There’s a cringeworthy scene in Four Weddings and a Funeral in which Hugh Grant’s character asks after another character’s girlfriend.
“She’s no longer my girlfriend,” the latter replies
“Ah dear, I wouldn’t get too gloomy about it,” replies Hugh. “Rumour has it she never stopped bonking Toby de Lisle.”
To which the other man says, “She is now my wife.”
Which, for some reason, is what popped to mind after hearing about another foot-in-mouth moment on Gaby Wickstrom’s plane ride home to northern Vancouver Island last week.
As the flight from Vancouver landed, one of the other passengers peered out the window and observed, “Looks like we’re in Bum[bleep] Nowhere.”
This prompted Wickstrom to casually pass him her business card. “Welcome,” she said. “I’m the mayor of Bum[bleep] Nowhere.”
OK, she’s actually the mayor of Port McNeill, half an hour from the airport in Port Hardy, but people up-Island have each other’s backs, so she figured she’d stick up for the home team.
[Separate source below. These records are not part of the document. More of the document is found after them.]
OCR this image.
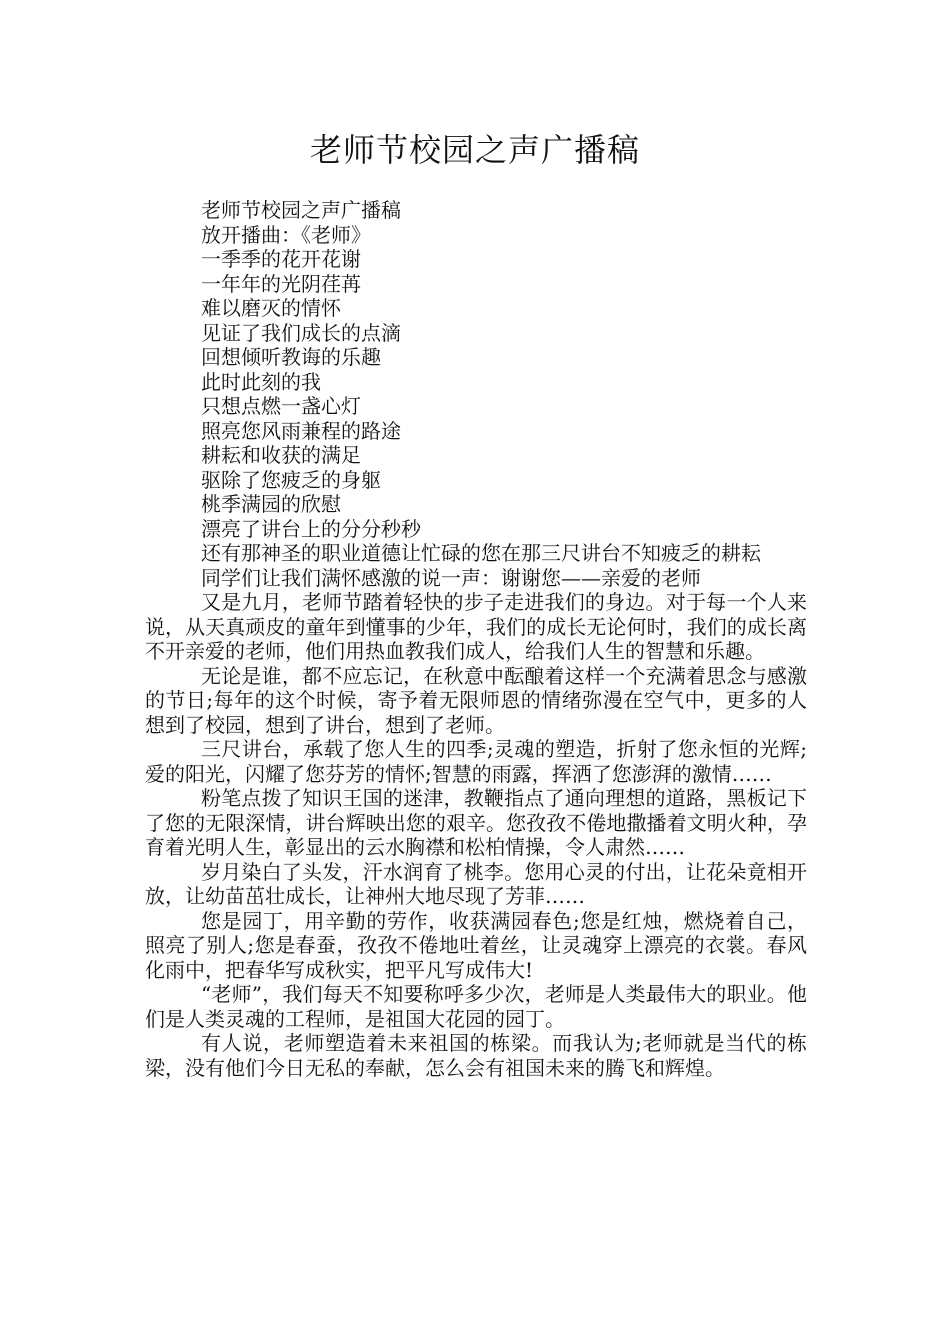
老师节校园之声广播稿

老师节校园之声广播稿

放开播曲：《老师》

一季季的花开花谢

一年年的光阴荏苒

难以磨灭的情怀

见证了我们成长的点滴

回想倾听教诲的乐趣

此时此刻的我

只想点燃一盏心灯

照亮您风雨兼程的路途

耕耘和收获的满足

驱除了您疲乏的身躯

桃季满园的欣慰

漂亮了讲台上的分分秒秒

还有那神圣的职业道德让忙碌的您在那三尺讲台不知疲乏的耕耘

同学们让我们满怀感激的说一声：谢谢您——亲爱的老师

又是九月，老师节踏着轻快的步子走进我们的身边。对于每一个人来说，从天真顽皮的童年到懂事的少年，我们的成长无论何时，我们的成长离不开亲爱的老师，他们用热血教我们成人，给我们人生的智慧和乐趣。

无论是谁，都不应忘记，在秋意中酝酿着这样一个充满着思念与感激的节日;每年的这个时候，寄予着无限师恩的情绪弥漫在空气中，更多的人想到了校园，想到了讲台，想到了老师。

三尺讲台，承载了您人生的四季;灵魂的塑造，折射了您永恒的光辉;爱的阳光，闪耀了您芬芳的情怀;智慧的雨露，挥洒了您澎湃的激情……

粉笔点拨了知识王国的迷津，教鞭指点了通向理想的道路，黑板记下了您的无限深情，讲台辉映出您的艰辛。您孜孜不倦地撒播着文明火种，孕育着光明人生，彰显出的云水胸襟和松柏情操，令人肃然……

岁月染白了头发，汗水润育了桃李。您用心灵的付出，让花朵竟相开放，让幼苗茁壮成长，让神州大地尽现了芳菲……

您是园丁，用辛勤的劳作，收获满园春色;您是红烛，燃烧着自己，照亮了别人;您是春蚕，孜孜不倦地吐着丝，让灵魂穿上漂亮的衣裳。春风化雨中，把春华写成秋实，把平凡写成伟大!

“老师”，我们每天不知要称呼多少次，老师是人类最伟大的职业。他们是人类灵魂的工程师，是祖国大花园的园丁。

有人说，老师塑造着未来祖国的栋梁。而我认为;老师就是当代的栋梁，没有他们今日无私的奉献，怎么会有祖国未来的腾飞和辉煌。
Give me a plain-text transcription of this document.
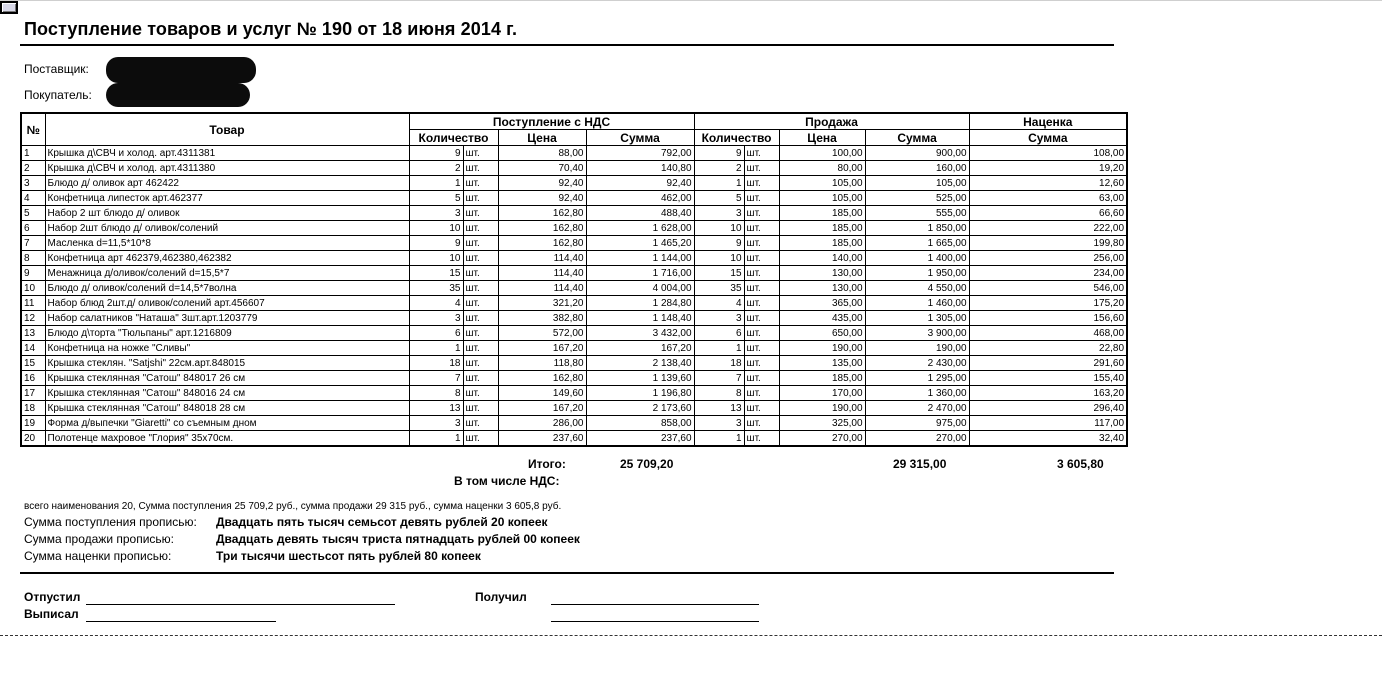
Поступление товаров и услуг № 190 от 18 июня 2014 г.
Поставщик:
Покупатель:
№	Товар	Поступление с НДС				Продажа				Наценка
		Количество		Цена	Сумма	Количество		Цена	Сумма	Сумма
1	Крышка д\СВЧ и холод. арт.4311381	9	шт.	88,00	792,00	9	шт.	100,00	900,00	108,00
2	Крышка д\СВЧ и холод. арт.4311380	2	шт.	70,40	140,80	2	шт.	80,00	160,00	19,20
3	Блюдо д/ оливок арт 462422	1	шт.	92,40	92,40	1	шт.	105,00	105,00	12,60
4	Конфетница липесток арт.462377	5	шт.	92,40	462,00	5	шт.	105,00	525,00	63,00
5	Набор 2 шт блюдо д/ оливок	3	шт.	162,80	488,40	3	шт.	185,00	555,00	66,60
6	Набор 2шт блюдо д/ оливок/солений	10	шт.	162,80	1 628,00	10	шт.	185,00	1 850,00	222,00
7	Масленка d=11,5*10*8	9	шт.	162,80	1 465,20	9	шт.	185,00	1 665,00	199,80
8	Конфетница арт 462379,462380,462382	10	шт.	114,40	1 144,00	10	шт.	140,00	1 400,00	256,00
9	Менажница д/оливок/солений d=15,5*7	15	шт.	114,40	1 716,00	15	шт.	130,00	1 950,00	234,00
10	Блюдо д/ оливок/солений d=14,5*7волна	35	шт.	114,40	4 004,00	35	шт.	130,00	4 550,00	546,00
11	Набор блюд 2шт.д/ оливок/солений арт.456607	4	шт.	321,20	1 284,80	4	шт.	365,00	1 460,00	175,20
12	Набор салатников "Наташа" 3шт.арт.1203779	3	шт.	382,80	1 148,40	3	шт.	435,00	1 305,00	156,60
13	Блюдо д\торта "Тюльпаны" арт.1216809	6	шт.	572,00	3 432,00	6	шт.	650,00	3 900,00	468,00
14	Конфетница на ножке "Сливы"	1	шт.	167,20	167,20	1	шт.	190,00	190,00	22,80
15	Крышка стеклян. "Satjshi" 22см.арт.848015	18	шт.	118,80	2 138,40	18	шт.	135,00	2 430,00	291,60
16	Крышка стеклянная "Сатош" 848017 26 см	7	шт.	162,80	1 139,60	7	шт.	185,00	1 295,00	155,40
17	Крышка стеклянная "Сатош" 848016 24 см	8	шт.	149,60	1 196,80	8	шт.	170,00	1 360,00	163,20
18	Крышка стеклянная "Сатош" 848018 28 см	13	шт.	167,20	2 173,60	13	шт.	190,00	2 470,00	296,40
19	Форма д/выпечки "Giaretti" со съемным дном	3	шт.	286,00	858,00	3	шт.	325,00	975,00	117,00
20	Полотенце махровое "Глория" 35х70см.	1	шт.	237,60	237,60	1	шт.	270,00	270,00	32,40
Итого:	25 709,20	29 315,00	3 605,80
В том числе НДС:
всего наименования 20, Сумма поступления 25 709,2 руб., сумма продажи 29 315 руб., сумма наценки 3 605,8 руб.
Сумма поступления прописью: Двадцать пять тысяч семьсот девять рублей 20 копеек
Сумма продажи прописью:	Двадцать девять тысяч триста пятнадцать рублей 00 копеек
Сумма наценки прописью:	Три тысячи шестьсот пять рублей 80 копеек
Отпустил
Выписал
Получил
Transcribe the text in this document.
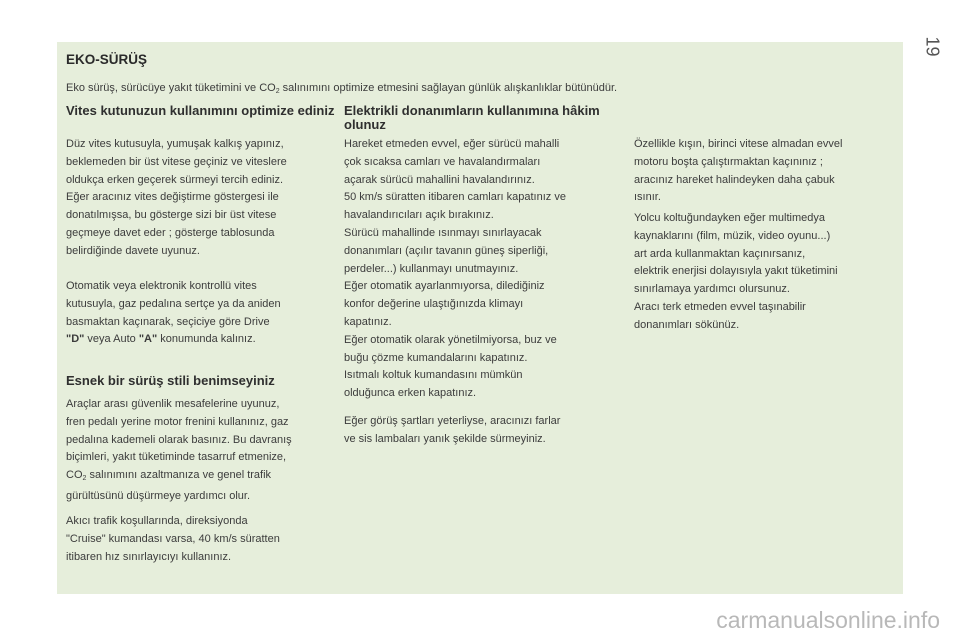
19
EKO-SÜRÜŞ
Eko sürüş, sürücüye yakıt tüketimini ve $CO_2$ salınımını optimize etmesini sağlayan günlük alışkanlıklar bütünüdür.
Vites kutunuzun kullanımını optimize ediniz
Düz vites kutusuyla, yumuşak kalkış yapınız,
beklemeden bir üst vitese geçiniz ve viteslere
oldukça erken geçerek sürmeyi tercih ediniz.
Eğer aracınız vites değiştirme göstergesi ile
donatılmışsa, bu gösterge sizi bir üst vitese
geçmeye davet eder ; gösterge tablosunda
belirdiğinde davete uyunuz.
Otomatik veya elektronik kontrollü vites
kutusuyla, gaz pedalına sertçe ya da aniden
basmaktan kaçınarak, seçiciye göre Drive
"D" veya Auto "A" konumunda kalınız.
Esnek bir sürüş stili benimseyiniz
Araçlar arası güvenlik mesafelerine uyunuz,
fren pedalı yerine motor frenini kullanınız, gaz
pedalına kademeli olarak basınız. Bu davranış
biçimleri, yakıt tüketiminde tasarruf etmenize,
$CO_2$ salınımını azaltmanıza ve genel trafik
gürültüsünü düşürmeye yardımcı olur.
Akıcı trafik koşullarında, direksiyonda
"Cruise" kumandası varsa, 40 km/s süratten
itibaren hız sınırlayıcıyı kullanınız.
Elektrikli donanımların kullanımına hâkim olunuz
Hareket etmeden evvel, eğer sürücü mahalli
çok sıcaksa camları ve havalandırmaları
açarak sürücü mahallini havalandırınız.
50 km/s süratten itibaren camları kapatınız ve
havalandırıcıları açık bırakınız.
Sürücü mahallinde ısınmayı sınırlayacak
donanımları (açılır tavanın güneş siperliği,
perdeler...) kullanmayı unutmayınız.
Eğer otomatik ayarlanmıyorsa, dilediğiniz
konfor değerine ulaştığınızda klimayı
kapatınız.
Eğer otomatik olarak yönetilmiyorsa, buz ve
buğu çözme kumandalarını kapatınız.
Isıtmalı koltuk kumandasını mümkün
olduğunca erken kapatınız.
Eğer görüş şartları yeterliyse, aracınızı farlar
ve sis lambaları yanık şekilde sürmeyiniz.
Özellikle kışın, birinci vitese almadan evvel
motoru boşta çalıştırmaktan kaçınınız ;
aracınız hareket halindeyken daha çabuk
ısınır.
Yolcu koltuğundayken eğer multimedya
kaynaklarını (film, müzik, video oyunu...)
art arda kullanmaktan kaçınırsanız,
elektrik enerjisi dolayısıyla yakıt tüketimini
sınırlamaya yardımcı olursunuz.
Aracı terk etmeden evvel taşınabilir
donanımları sökünüz.
carmanualsonline.info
To his credit, the guy who made the remark laughed at Wickstrom’s response, though not as hard as his fishing buddies did.
The thing is, being in the middle of nowhere, or at least at its gateway, is one of the most thrilling things about the top end of the Island. It’s a reason to go there, not stay away.
You don’t go to the north Island for the destination-shopping-mall experience, Wickstrom says. There’s no hop-on, hop-off double-decker bus tour. But if you want camping, fishing, hiking, kayaking, caving, grizzly- and whale-watching, insight into Indigenous culture, or simply want to find yourself in a place where yours are the only footprints in the sand, then places like Port McNeill, pop. 2,100, make a pretty good launching pad.
“What we have is the ability to get out into nature and truly escape,” Wickstrom says. What a rare treasure. And what a squandered opportunity for Islanders who never venture into the”middle of nowhere” beyond Campbell River.
There’s more up there than wilderness tourism, though. Years ago, photographer Debra Brash and I collaborated on a series called the Other Island in which we poked into the far corners of what we called The Land Beyond Starbucks, the no-traffic-lights, no-McDonald’s world just a few hours up the highway.
We went to places like Telegraph Cove, where a woman told us how she gave a dead whale to her husband as a wedding present, and tiny Oclucje, past Zeballos, where we met Alban Michael — of the more than seven billion people on Earth, he was the last to speak his native tongue, Nuchatlaht.
In the wilderness beyond Tahsis, surfers caught waves while watched by wolves on the beach. In Echo Bay, where almost every building clung to the shore on floats, an 11-year-old girl tied a sea star to a rope and lowered it over a sunken teapot. When the sea star wrapped itself around the teapot, she pulled it up.
Outside Gold River, we stumbled across Luna the whale rubbing against the side of a prawn boat. He blew blowhole spray in my face. It tasted like fish. The next day, on the stern of the Uchuck III, waiting to sail to Nootka Island, Brash took a classic shot of Luna going nose to nose with a black lab in a boat.
On Nootka Island, we met Ray and Terry Williams, an Indigenous couple living in splendid isolation; they talked about gathering herring roe from hemlock boughs laid on the water, eating k’uc’im — mussels — and watching the Blue Jays thanks to the satellite dish their son bought them. Later that day, when we returned to Gold River by floatplane, the pilot had to abort the landing because Luna popped up right where we were about to set down. “Damn whale did it again,” the pilot said.
We went to Sointula, settled by Finnish Utopians settled over a century ago, then continued to Alert Bay, arriving just in time to see a seiner dock with the year’s supply of oolichan oil, the whole community turning out to see the freshly filled jugs distributed, precious as gold, elders getting their share first.
Alert Bay is also where the fabulous U’mista Cultural Centre houses Kwakwaka’wakw artifacts once seized following a then-illegal potlatch ceremony on Village Island in 1921.
When Bill Cranmer, the son of the ‘Namgis chief who hosted the potlatch (it resulted in 45 arrests) guided us down a path on the uninhabited, isolated island, we skidded to a halt after coming across a steaming fresh pile of bear scat in the middle of the trail. Cranmer turned to Brash and deadpanned “You go first.” It was a good line, a touch of quick, dark humour, just like Wickstrom’s.
Middle of nowhere? It’s magic, and I’ll be forever grateful for the experience.